14. A depth sensor comprising:

a light emitter configured to emit light;

an image sensor configured to sense light reflected from a subject and generate an input image having projected dots according to the reflected light; and

an image processor configured to detect the projected dots from the input image based on correction threshold information predetermined depending on positions of the projected dots.

15. The depth sensor of claim 14,

wherein the image sensor is further configured to generate another input image not having the projected dots, and

wherein the image processor is configured to detect the projected dots while noise reflected in the input image is removed using the another input image.

16. The depth sensor of claim 14, wherein the image processor includes:

a first processor configured to generate a binary image based on the input image and the correction threshold information; and

a second processor configured to detect the projected dots based on the input image and the binary image.

17. The depth sensor of claim 16, wherein the first processor includes:

a storage configured to store the correction threshold information; and

an image converter configured to convert the input image into the binary image based on the correction threshold information.

18. The depth sensor of claim 17, wherein:

the storage is configured to store first to third threshold information and output one of the first to third threshold information as the correction threshold information depending on setting;

the first threshold information includes first threshold values according to a distance between a center of the input image and the projected dots;

the second threshold information includes second threshold values according to a distance to the subject; and

the third threshold information includes third threshold values obtained by combining the first threshold values and the second threshold values.

19. The depth sensor of claim 16, wherein the second processor includes:

a labeling processor configured to generate a label map, in which the projected dots are labeled, based on the binary image; and

a detector configured to detect the projected dots based on the label map and the input image.

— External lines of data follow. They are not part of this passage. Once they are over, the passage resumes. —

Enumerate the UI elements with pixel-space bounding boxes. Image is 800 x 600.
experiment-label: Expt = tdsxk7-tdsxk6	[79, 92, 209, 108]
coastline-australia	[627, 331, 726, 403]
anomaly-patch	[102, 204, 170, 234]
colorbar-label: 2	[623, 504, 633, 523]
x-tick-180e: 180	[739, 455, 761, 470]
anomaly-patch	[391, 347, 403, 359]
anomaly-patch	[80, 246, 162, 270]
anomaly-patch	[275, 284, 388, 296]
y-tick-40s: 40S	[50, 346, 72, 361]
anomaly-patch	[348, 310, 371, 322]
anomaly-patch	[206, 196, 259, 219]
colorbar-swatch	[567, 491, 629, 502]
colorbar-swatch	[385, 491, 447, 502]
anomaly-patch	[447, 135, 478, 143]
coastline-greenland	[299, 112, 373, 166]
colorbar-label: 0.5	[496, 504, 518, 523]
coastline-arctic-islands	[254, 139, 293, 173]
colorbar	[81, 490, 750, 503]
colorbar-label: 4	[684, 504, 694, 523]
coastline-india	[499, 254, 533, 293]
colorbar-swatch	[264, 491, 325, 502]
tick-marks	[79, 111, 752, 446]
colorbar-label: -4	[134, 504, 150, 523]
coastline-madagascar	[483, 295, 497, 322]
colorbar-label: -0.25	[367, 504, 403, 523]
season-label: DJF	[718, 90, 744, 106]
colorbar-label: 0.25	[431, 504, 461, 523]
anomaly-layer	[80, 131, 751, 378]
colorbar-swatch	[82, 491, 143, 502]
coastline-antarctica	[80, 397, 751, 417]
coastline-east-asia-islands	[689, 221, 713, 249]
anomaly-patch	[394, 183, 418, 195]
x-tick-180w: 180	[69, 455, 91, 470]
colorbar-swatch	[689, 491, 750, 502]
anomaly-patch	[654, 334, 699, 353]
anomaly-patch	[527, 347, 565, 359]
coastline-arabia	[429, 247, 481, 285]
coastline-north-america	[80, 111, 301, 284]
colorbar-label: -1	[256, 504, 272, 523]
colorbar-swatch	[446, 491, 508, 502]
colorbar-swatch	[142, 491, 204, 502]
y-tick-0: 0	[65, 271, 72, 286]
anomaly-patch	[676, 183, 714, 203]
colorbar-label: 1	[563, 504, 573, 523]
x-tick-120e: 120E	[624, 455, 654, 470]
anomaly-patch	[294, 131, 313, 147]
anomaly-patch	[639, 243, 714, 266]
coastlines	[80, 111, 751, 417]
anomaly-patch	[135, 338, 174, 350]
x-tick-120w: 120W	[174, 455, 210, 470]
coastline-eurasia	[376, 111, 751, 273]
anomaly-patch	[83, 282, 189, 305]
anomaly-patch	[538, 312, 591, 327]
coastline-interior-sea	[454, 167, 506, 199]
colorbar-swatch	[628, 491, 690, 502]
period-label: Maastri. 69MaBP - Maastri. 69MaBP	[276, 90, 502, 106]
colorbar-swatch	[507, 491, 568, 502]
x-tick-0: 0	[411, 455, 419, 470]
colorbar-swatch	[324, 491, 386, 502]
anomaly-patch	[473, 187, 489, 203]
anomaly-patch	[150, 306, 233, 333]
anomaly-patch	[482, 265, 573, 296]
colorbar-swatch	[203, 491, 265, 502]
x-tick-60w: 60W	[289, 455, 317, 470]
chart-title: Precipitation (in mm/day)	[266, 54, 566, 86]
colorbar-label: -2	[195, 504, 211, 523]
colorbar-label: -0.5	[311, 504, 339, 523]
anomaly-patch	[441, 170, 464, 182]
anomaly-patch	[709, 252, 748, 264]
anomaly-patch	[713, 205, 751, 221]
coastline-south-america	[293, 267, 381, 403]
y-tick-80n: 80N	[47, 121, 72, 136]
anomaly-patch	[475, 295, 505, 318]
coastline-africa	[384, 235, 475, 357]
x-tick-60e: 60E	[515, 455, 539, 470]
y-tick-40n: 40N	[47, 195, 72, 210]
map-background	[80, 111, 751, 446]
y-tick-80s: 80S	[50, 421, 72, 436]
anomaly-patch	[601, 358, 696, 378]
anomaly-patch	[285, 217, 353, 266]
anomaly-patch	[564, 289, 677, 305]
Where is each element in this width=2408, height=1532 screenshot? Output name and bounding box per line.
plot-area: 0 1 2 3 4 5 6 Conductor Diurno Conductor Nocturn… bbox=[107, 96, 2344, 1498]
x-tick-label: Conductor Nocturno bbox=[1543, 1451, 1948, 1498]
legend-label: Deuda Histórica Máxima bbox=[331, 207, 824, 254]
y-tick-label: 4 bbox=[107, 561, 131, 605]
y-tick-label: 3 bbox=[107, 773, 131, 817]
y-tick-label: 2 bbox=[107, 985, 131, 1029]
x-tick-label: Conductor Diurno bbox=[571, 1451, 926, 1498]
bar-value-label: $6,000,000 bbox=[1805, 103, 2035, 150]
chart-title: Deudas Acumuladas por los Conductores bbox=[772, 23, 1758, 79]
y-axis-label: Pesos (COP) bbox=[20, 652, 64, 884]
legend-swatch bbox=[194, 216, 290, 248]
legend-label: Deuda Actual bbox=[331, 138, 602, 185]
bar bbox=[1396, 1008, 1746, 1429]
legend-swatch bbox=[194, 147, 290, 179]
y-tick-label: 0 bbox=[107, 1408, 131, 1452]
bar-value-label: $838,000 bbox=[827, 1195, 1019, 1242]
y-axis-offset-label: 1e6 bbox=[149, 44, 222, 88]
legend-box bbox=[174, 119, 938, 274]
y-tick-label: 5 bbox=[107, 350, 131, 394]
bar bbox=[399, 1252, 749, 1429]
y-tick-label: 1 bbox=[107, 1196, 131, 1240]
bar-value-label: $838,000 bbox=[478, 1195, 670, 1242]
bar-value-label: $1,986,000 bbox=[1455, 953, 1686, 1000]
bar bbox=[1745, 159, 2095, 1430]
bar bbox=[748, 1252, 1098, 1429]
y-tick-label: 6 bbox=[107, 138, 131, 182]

20. The depth sensor of claim 19, wherein the detector is configured to detect each of the projected dots by selecting a center point of at least one label included in the label map.

21. The depth sensor of claim 20, wherein the center point corresponds to a target pixel among pixels included in at least one the label, the target pixel being indicated by an average coordinate value of horizontal axis coordinate values of the pixels and an average coordinate value of vertical axis coordinate values of the pixels.